Национальный конвент установил твердые цены — тотчас же исчезли зерно и мука. Подобно израильтянам в пустыне, парижане, не желавшие голодать, подымались до света. Все эти люди — мужчины, женщины, дети — напирали на соседей, толкались, перекликались, смотрели друг на друга со всеми чувствами, какие только может испытывать человек к своему ближнему: с ненавистью, отвращением, любопытством, вожделением, равнодушием, а раскаленное небо нагревало гниющие отбросы в канавах и обостряло запах пота и грязи. На основании горького опыта было известно, что хлеба на всех не хватит, поэтому опоздавшие старались пролезть вперед; те, кого оттесняли, разражались жалобами, возмущались, тщетно ссылались на свое попранное право. Женщины с ожесточением работали локтями и бедрами, чтобы сохранить за собой место или пробраться ближе. Когда давка увеличивалась, подымались крики: «Не толкайтесь!» И каждый оправдывался, утверждая, что его толкают.

Дабы избежать этих ежедневных беспорядков, комиссары, уполномоченные секцией, распорядились протянуть от дверей булочной до конца очереди веревку, за которую все должны были держаться. Однако руки стоявших рядом то и дело сталкивались и вступали в борьбу. Выпустивший веревку уже не имел возможности снова ухватиться за нее. Недовольные или просто озорники перерезали ее, и от этой меры пришлось отказаться.

В очереди задыхались, теряли сознание, обменивались остротами, вольными замечаниями, ругали аристократов и федералистов, виновников всех бед. Когда мимо пробегала собака, шутники называли ее Питтом. Порой раздавалась звонкая пощечина, отпущенная какому-нибудь нахалу одной из оскорбленных им гражданок, между тем как молоденькая служанка, прижатая соседом, томно вздыхала, потупив взор, полураскрыв рот. На каждое слово, на каждый жест, на каждое положение, способные привести веселых французов в игривое настроение, кучка юных озорников затягивала «Ça ira», не обращая внимания на протесты старого якобинца, возмущенного тем, что опошляют грязными намеками припев, выражавший республиканскую веру в грядущую справедливость и всеобщее счастье.

С лестницей под мышкой подошел расклейщик афиш и налепил на стене против булочной объявление Коммуны о введении мясного пайка.

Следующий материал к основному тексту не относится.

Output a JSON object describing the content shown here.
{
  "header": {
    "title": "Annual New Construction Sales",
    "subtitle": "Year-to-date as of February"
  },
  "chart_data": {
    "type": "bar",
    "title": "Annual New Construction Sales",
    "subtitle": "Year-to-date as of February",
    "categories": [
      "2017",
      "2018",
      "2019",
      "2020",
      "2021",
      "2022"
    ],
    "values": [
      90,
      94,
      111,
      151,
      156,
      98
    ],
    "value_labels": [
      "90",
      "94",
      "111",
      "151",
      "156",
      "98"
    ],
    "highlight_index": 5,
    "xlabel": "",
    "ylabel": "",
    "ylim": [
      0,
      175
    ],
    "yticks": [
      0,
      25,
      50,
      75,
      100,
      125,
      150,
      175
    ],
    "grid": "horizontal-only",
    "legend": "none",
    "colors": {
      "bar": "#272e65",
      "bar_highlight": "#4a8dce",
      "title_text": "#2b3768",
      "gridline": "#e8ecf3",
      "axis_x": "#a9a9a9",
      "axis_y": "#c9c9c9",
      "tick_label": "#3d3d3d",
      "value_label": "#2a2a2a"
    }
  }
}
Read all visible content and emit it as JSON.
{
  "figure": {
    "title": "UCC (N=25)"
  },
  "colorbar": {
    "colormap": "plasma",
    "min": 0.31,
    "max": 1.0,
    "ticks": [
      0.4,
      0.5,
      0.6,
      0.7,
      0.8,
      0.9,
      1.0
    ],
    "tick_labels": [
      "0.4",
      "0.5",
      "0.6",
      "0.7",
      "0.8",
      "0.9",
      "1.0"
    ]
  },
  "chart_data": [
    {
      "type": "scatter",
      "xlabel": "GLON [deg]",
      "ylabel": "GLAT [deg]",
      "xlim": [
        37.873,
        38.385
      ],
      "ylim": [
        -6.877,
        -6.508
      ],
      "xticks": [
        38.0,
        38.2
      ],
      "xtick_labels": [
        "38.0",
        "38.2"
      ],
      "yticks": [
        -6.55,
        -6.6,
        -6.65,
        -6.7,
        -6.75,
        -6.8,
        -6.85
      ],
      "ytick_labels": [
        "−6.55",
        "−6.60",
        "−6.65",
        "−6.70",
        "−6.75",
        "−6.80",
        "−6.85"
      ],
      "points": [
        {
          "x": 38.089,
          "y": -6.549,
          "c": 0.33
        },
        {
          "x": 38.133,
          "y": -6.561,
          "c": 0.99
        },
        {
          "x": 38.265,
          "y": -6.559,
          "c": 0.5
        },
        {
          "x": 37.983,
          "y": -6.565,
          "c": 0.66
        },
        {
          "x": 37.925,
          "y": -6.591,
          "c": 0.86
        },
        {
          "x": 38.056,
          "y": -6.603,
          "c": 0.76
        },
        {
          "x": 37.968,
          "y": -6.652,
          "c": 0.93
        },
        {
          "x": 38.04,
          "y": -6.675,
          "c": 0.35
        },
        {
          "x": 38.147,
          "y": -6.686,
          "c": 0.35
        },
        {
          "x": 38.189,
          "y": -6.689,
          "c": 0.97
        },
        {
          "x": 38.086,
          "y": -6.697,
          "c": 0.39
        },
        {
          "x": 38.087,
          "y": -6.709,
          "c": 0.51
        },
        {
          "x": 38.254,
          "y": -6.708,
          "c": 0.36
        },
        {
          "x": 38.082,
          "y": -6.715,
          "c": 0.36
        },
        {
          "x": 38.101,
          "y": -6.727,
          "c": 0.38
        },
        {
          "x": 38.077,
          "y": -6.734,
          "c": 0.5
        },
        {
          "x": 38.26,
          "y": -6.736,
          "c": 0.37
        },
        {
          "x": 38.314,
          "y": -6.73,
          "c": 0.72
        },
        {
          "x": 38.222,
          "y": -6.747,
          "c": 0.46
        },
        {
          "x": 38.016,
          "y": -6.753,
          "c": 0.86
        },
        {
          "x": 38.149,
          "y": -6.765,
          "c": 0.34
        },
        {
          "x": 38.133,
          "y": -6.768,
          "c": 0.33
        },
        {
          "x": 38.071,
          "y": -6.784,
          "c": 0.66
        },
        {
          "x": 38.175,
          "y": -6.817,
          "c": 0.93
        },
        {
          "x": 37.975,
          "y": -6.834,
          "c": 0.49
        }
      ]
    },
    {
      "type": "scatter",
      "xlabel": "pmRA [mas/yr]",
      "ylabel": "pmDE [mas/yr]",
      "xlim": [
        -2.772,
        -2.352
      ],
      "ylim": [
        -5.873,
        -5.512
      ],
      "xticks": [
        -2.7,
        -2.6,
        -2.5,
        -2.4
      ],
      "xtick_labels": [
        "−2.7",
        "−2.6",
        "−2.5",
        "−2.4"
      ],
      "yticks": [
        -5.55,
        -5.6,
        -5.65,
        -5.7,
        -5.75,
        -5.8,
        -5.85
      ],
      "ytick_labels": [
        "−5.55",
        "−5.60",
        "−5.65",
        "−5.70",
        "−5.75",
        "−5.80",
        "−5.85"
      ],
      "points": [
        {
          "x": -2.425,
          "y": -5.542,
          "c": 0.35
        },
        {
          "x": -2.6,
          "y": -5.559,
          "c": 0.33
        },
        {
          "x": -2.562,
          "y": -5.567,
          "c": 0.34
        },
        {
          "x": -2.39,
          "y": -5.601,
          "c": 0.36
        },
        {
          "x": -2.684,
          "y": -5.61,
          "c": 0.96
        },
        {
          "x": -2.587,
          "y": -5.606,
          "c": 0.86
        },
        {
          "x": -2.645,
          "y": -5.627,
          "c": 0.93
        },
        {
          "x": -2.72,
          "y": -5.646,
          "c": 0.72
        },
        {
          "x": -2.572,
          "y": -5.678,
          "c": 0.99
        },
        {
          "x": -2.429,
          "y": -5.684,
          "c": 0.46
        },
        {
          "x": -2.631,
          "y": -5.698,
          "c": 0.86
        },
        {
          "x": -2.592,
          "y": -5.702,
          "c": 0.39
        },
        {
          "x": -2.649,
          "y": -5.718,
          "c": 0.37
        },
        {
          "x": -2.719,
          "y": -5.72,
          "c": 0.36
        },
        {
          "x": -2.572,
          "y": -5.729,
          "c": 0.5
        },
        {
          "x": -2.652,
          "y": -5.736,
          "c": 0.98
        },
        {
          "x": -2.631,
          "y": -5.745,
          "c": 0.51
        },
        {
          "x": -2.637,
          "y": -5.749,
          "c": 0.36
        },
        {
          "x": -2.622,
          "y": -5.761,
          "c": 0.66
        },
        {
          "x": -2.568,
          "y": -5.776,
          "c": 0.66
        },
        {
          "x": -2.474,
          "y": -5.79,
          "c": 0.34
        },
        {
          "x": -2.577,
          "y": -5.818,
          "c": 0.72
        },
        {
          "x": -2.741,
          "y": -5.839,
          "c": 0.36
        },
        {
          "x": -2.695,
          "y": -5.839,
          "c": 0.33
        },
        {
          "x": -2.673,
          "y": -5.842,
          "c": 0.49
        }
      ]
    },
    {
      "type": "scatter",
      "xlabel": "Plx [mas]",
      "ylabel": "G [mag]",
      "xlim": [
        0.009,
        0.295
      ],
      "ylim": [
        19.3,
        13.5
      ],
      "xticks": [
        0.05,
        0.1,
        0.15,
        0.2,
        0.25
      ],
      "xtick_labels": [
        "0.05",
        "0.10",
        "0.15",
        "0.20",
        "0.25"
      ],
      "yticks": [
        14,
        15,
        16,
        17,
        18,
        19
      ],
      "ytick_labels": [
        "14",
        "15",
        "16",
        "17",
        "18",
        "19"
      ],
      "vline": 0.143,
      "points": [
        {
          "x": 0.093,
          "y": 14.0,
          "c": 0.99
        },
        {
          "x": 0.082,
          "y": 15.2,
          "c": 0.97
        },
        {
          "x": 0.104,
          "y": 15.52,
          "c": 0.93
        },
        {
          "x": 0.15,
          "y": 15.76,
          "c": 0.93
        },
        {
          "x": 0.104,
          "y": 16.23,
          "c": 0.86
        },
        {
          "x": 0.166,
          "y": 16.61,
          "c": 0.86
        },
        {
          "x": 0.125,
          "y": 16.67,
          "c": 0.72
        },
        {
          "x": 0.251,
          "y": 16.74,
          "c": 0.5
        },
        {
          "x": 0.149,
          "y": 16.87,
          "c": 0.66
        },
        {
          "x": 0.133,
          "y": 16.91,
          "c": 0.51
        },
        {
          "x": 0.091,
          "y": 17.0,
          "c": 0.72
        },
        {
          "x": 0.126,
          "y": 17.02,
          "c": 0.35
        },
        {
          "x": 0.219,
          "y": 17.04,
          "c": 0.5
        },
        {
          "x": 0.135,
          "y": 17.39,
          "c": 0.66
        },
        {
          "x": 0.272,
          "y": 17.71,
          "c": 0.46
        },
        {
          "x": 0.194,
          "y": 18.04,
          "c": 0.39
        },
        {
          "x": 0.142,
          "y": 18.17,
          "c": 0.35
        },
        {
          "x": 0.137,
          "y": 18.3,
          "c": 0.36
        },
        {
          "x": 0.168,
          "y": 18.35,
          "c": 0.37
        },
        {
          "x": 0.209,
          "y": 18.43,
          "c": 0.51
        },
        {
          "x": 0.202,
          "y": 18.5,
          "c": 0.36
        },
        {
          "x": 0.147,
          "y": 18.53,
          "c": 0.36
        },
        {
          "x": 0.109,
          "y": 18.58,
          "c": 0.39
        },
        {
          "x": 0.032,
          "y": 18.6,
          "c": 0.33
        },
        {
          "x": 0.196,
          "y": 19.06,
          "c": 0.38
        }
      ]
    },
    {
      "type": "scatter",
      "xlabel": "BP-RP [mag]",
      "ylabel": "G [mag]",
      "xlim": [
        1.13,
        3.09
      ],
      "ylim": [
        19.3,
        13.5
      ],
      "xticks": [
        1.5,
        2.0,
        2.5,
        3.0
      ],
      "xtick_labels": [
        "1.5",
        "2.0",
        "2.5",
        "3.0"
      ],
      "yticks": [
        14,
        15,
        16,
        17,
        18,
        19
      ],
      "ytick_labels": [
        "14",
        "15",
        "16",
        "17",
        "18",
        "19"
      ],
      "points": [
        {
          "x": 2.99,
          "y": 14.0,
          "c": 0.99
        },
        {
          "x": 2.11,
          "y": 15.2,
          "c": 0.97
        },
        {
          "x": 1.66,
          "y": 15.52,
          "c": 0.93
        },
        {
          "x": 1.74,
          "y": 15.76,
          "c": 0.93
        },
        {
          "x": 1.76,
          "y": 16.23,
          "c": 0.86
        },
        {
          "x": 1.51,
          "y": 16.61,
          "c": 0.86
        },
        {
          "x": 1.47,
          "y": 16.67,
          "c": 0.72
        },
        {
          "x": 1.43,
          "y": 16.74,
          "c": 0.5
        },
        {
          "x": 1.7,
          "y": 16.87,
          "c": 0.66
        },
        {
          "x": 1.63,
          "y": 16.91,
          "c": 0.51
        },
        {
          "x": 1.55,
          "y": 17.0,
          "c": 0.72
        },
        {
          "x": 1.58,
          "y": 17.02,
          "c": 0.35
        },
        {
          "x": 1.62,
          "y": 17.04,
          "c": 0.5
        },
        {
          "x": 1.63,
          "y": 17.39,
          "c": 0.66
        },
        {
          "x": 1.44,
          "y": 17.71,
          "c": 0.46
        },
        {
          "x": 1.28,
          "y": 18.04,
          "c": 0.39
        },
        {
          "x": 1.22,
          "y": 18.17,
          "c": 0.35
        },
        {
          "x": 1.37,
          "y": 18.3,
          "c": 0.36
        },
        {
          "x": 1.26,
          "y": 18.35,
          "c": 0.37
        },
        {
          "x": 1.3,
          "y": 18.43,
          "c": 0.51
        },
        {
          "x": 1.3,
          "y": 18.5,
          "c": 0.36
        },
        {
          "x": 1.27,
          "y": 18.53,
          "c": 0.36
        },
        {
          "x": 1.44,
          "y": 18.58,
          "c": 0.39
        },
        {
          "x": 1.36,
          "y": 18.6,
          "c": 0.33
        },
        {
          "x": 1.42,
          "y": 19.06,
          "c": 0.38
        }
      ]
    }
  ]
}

Прохожие останавливались и читали еще не успевшую просохнуть бумагу. Торговка капустой, с плетенкой за плечами, заворчала сиплым, надтреснутым голосом:

— Ну, теперь поминай как звали наших бычков! Теперь ветер загуляет у нас в кишках!

Вдруг из сточной канавы потянуло такой чудовищной вонью, что многих стошнило; одной женщине стало дурно, и ее без чувств сдали на руки двум национальным гвардейцам, которые оттащили ее в сторону, к насосу. Люди затыкали себе нос; поднялся ропот, обменивались отрывистыми замечаниями, в которых сквозило беспокойство и страх. Допытывались, не закопана ли здесь дохлятина, не положили ли сюда злоумышленники отраву, или — это казалось правдоподобнее всего — не разлагается ли забытое поблизости в одном из погребов тело какого-нибудь дворянина или священника, убитого в сентябрьские дни.

— Разве их сваливали здесь?

— Их сваливали повсюду!

— Это, должно быть, один из тех, с которыми расправились в Шатле. Второго числа я видел триста трупов, нагроможденных в кучу на мосту Менял.

Парижане боялись, как бы мертвые аристократы из мести не отравили их.

Эварист Гамлен стал в очередь: он решил избавить старуху мать от утомительного стояния. Вместе с ним пришел его сосед, гражданин Бротто, спокойный, улыбающийся, с Лукрецием в оттопыренном кармане коричневого сюртука.

Славный старик восхищался этой сценой: она представлялась ему сюжетом из простонародной жизни, достойным кисти современного Тенирса.

— Эти грузчики и кумушки занимательнее греков и римлян, так полюбившихся в настоящее время нашим художникам, — сказал он. — Что касается меня, я всегда питал пристрастие к фламандскому жанру.

Из благоразумия и из чувства такта он не упомянул о том, что в свое время у него была целая галерея голландских картин, с которой по числу и подбору полотен могло сравниться только собрание г-на де Шуазеля.